Real-time crack segmentation is vital for structural health monitoring but is plagued by aleatoric uncertainties arising from varying lighting, blur, and texture ambiguity. Current uncertainty-aware approaches typically treat uncertainty estimation as a passive endpoint for post-hoc analysis, failing to close the loop by feeding this information back to refine feature representations. We contend that independent pixel-wise heteroscedastic modeling is uniquely suited for crack segmentation, as cracks are defined by fine-grained local gradients rather than the global semantic coherence relied upon in general object segmentation. However, this approach suffers from a structural optimization pathology: high predicted variance attenuates loss gradients, effectively causing the model to ignore difficult samples and under-fit complex boundaries. To address these challenges, we propose UnGAP, a novel framework that establishes a closed-loop mechanism between uncertainty estimation and feature learning. Central to our approach is the Uncertainty-Prompted Feature Modulator (UPFM), which treats aleatoric uncertainty as an active visual prompt rather than a mere output.
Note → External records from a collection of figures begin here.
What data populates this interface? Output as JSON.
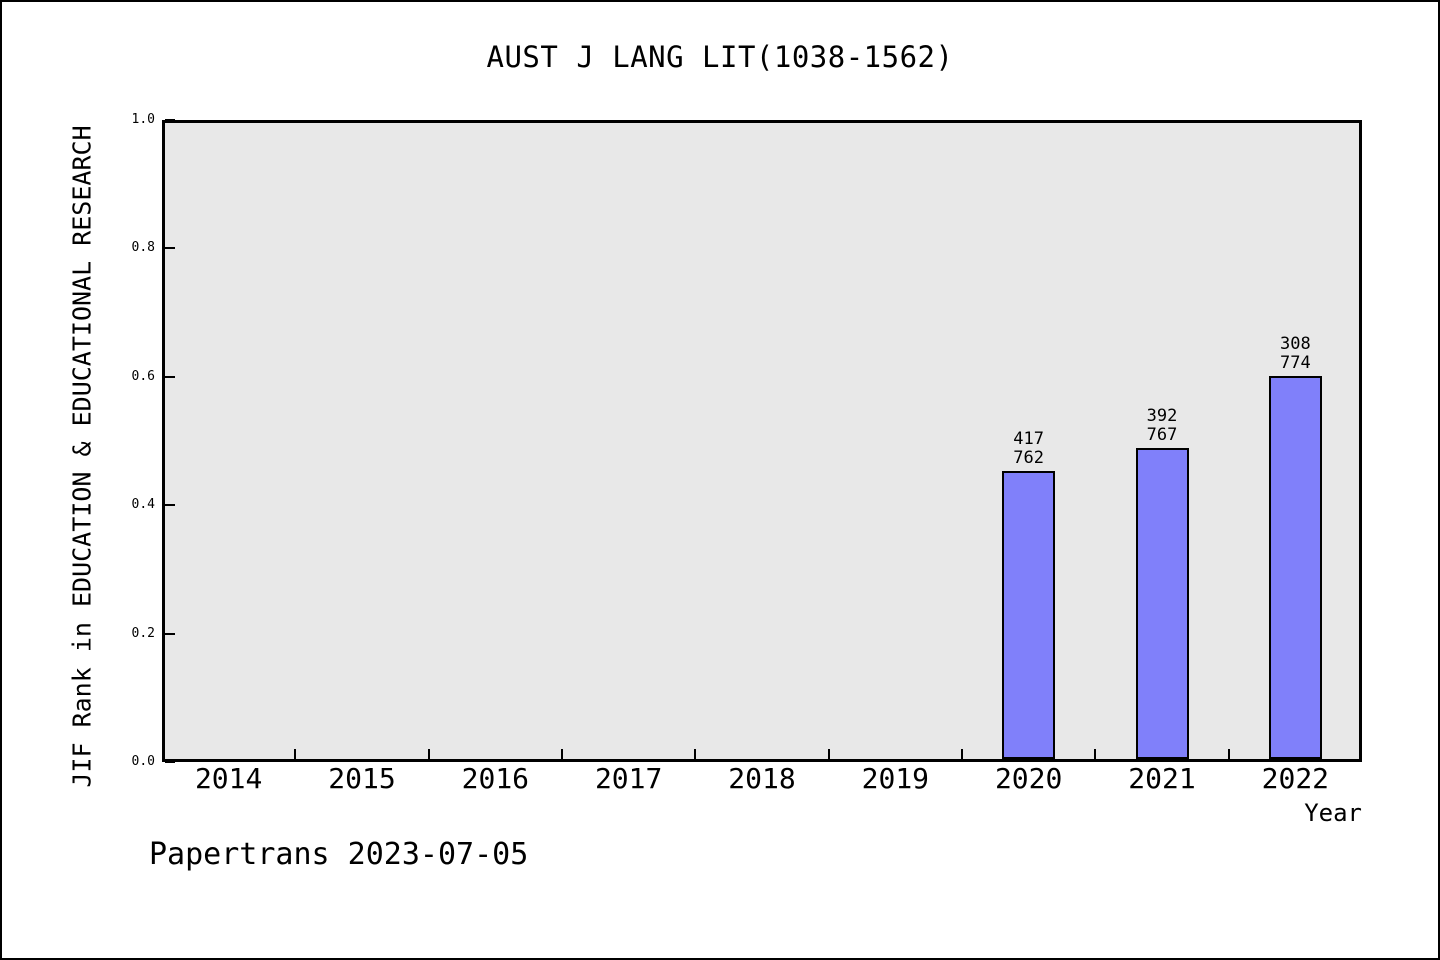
{
  "page": {
    "background": "#ffffff",
    "border_color": "#000000"
  },
  "chart_data": {
    "type": "bar",
    "title": "AUST J LANG LIT(1038-1562)",
    "xlabel": "Year",
    "ylabel": "JIF Rank in EDUCATION & EDUCATIONAL RESEARCH",
    "footer": "Papertrans 2023-07-05",
    "categories": [
      "2014",
      "2015",
      "2016",
      "2017",
      "2018",
      "2019",
      "2020",
      "2021",
      "2022"
    ],
    "y_ticks": [
      "0.0",
      "0.2",
      "0.4",
      "0.6",
      "0.8",
      "1.0"
    ],
    "ylim": [
      0.0,
      1.0
    ],
    "grid": false,
    "legend": "none",
    "bars": [
      {
        "year": "2020",
        "rank": "417",
        "total": "762",
        "value": 0.453
      },
      {
        "year": "2021",
        "rank": "392",
        "total": "767",
        "value": 0.489
      },
      {
        "year": "2022",
        "rank": "308",
        "total": "774",
        "value": 0.602
      }
    ],
    "colors": {
      "bar_fill": "#8080fa",
      "bar_border": "#000000",
      "plot_background": "#e8e8e8",
      "axis": "#000000",
      "text": "#000000"
    }
  }
}
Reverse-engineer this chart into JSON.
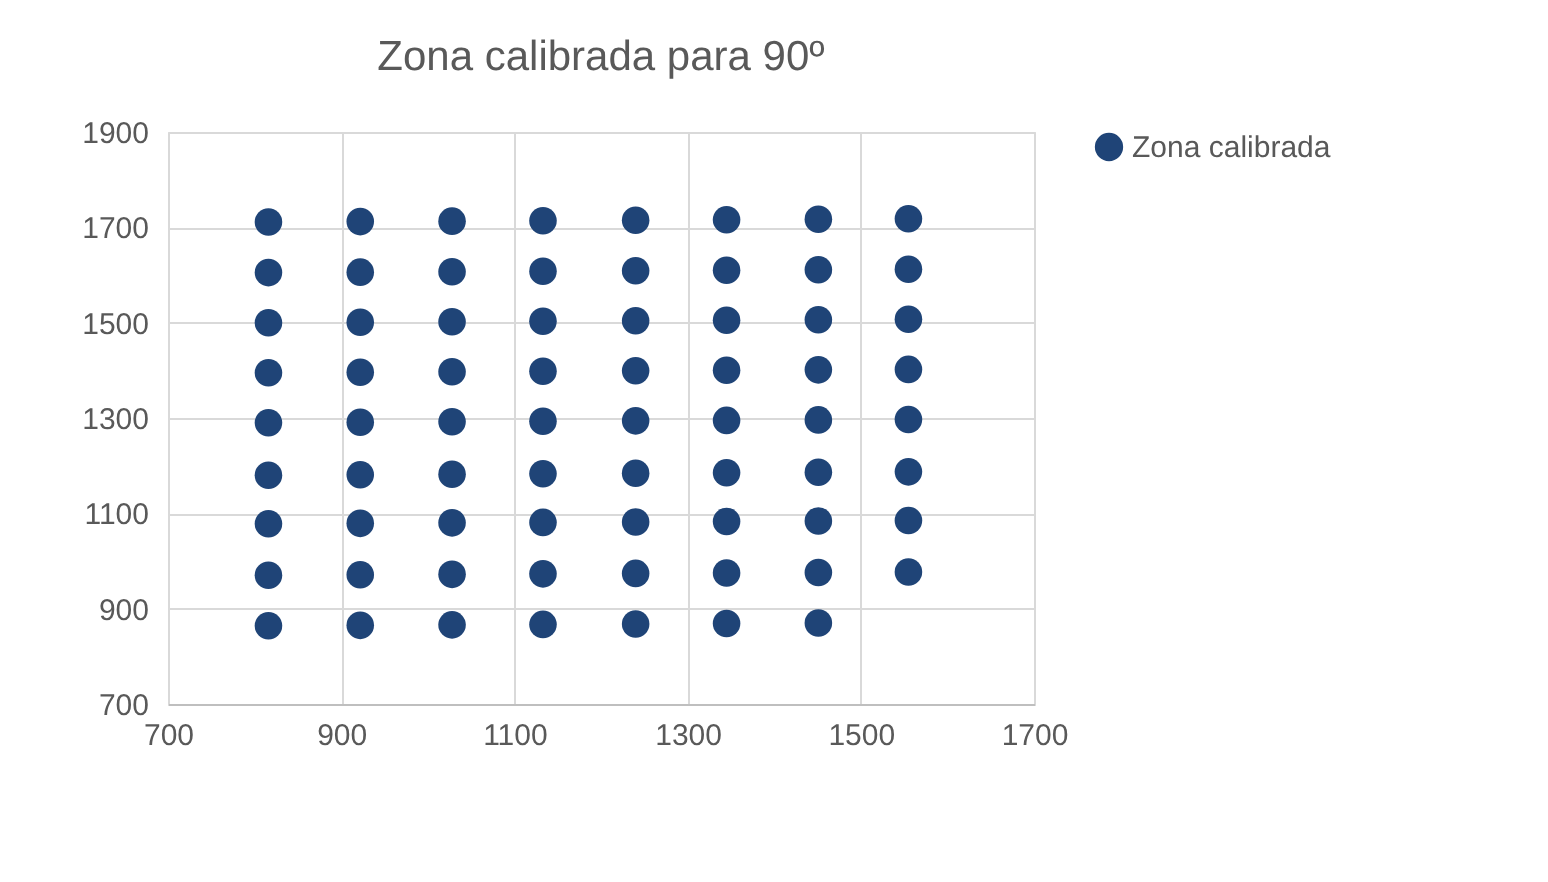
{
  "chart_data": {
    "type": "scatter",
    "title": "Zona calibrada para 90º",
    "xlim": [
      700,
      1700
    ],
    "xticks": [
      700,
      900,
      1100,
      1300,
      1500,
      1700
    ],
    "ylim": [
      700,
      1900
    ],
    "yticks": [
      700,
      900,
      1100,
      1300,
      1500,
      1700,
      1900
    ],
    "grid": true,
    "legend": "right",
    "marker": "circle",
    "series": [
      {
        "name": "Zona calibrada",
        "color": "#1f4477",
        "x": [
          816,
          816,
          816,
          816,
          816,
          816,
          816,
          816,
          816,
          922,
          922,
          922,
          922,
          922,
          922,
          922,
          922,
          922,
          1028,
          1028,
          1028,
          1028,
          1028,
          1028,
          1028,
          1028,
          1028,
          1133,
          1133,
          1133,
          1133,
          1133,
          1133,
          1133,
          1133,
          1133,
          1240,
          1240,
          1240,
          1240,
          1240,
          1240,
          1240,
          1240,
          1240,
          1345,
          1345,
          1345,
          1345,
          1345,
          1345,
          1345,
          1345,
          1345,
          1451,
          1451,
          1451,
          1451,
          1451,
          1451,
          1451,
          1451,
          1451,
          1555,
          1555,
          1555,
          1555,
          1555,
          1555,
          1555,
          1555
        ],
        "values": [
          1711,
          1605,
          1500,
          1395,
          1290,
          1180,
          1078,
          970,
          864,
          1712,
          1606,
          1501,
          1396,
          1291,
          1181,
          1079,
          971,
          865,
          1713,
          1607,
          1502,
          1397,
          1292,
          1182,
          1080,
          972,
          866,
          1714,
          1608,
          1503,
          1398,
          1293,
          1183,
          1081,
          973,
          867,
          1715,
          1609,
          1504,
          1399,
          1294,
          1184,
          1082,
          974,
          868,
          1716,
          1610,
          1505,
          1400,
          1295,
          1185,
          1083,
          975,
          869,
          1717,
          1611,
          1506,
          1401,
          1296,
          1186,
          1084,
          976,
          870,
          1718,
          1612,
          1507,
          1402,
          1297,
          1187,
          1085,
          977
        ]
      }
    ]
  }
}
UPFM dynamically calibrates feature distributions through pixel-wise affine transformations. Crucially, this mechanism mitigates the heteroscedastic pathology by transforming high variance, which would otherwise indicate gradient suppression, into a constructive signal for stronger feature rectification in ambiguous regions. Additionally, a boundary-aware detection head is introduced to further constrain prediction precision. Extensive experiments demonstrate that UnGAP balances superior segmentation accuracy with real-time inference speed, effectively validating the benefit of transforming uncertainty from a passive metric into an active calibration tool.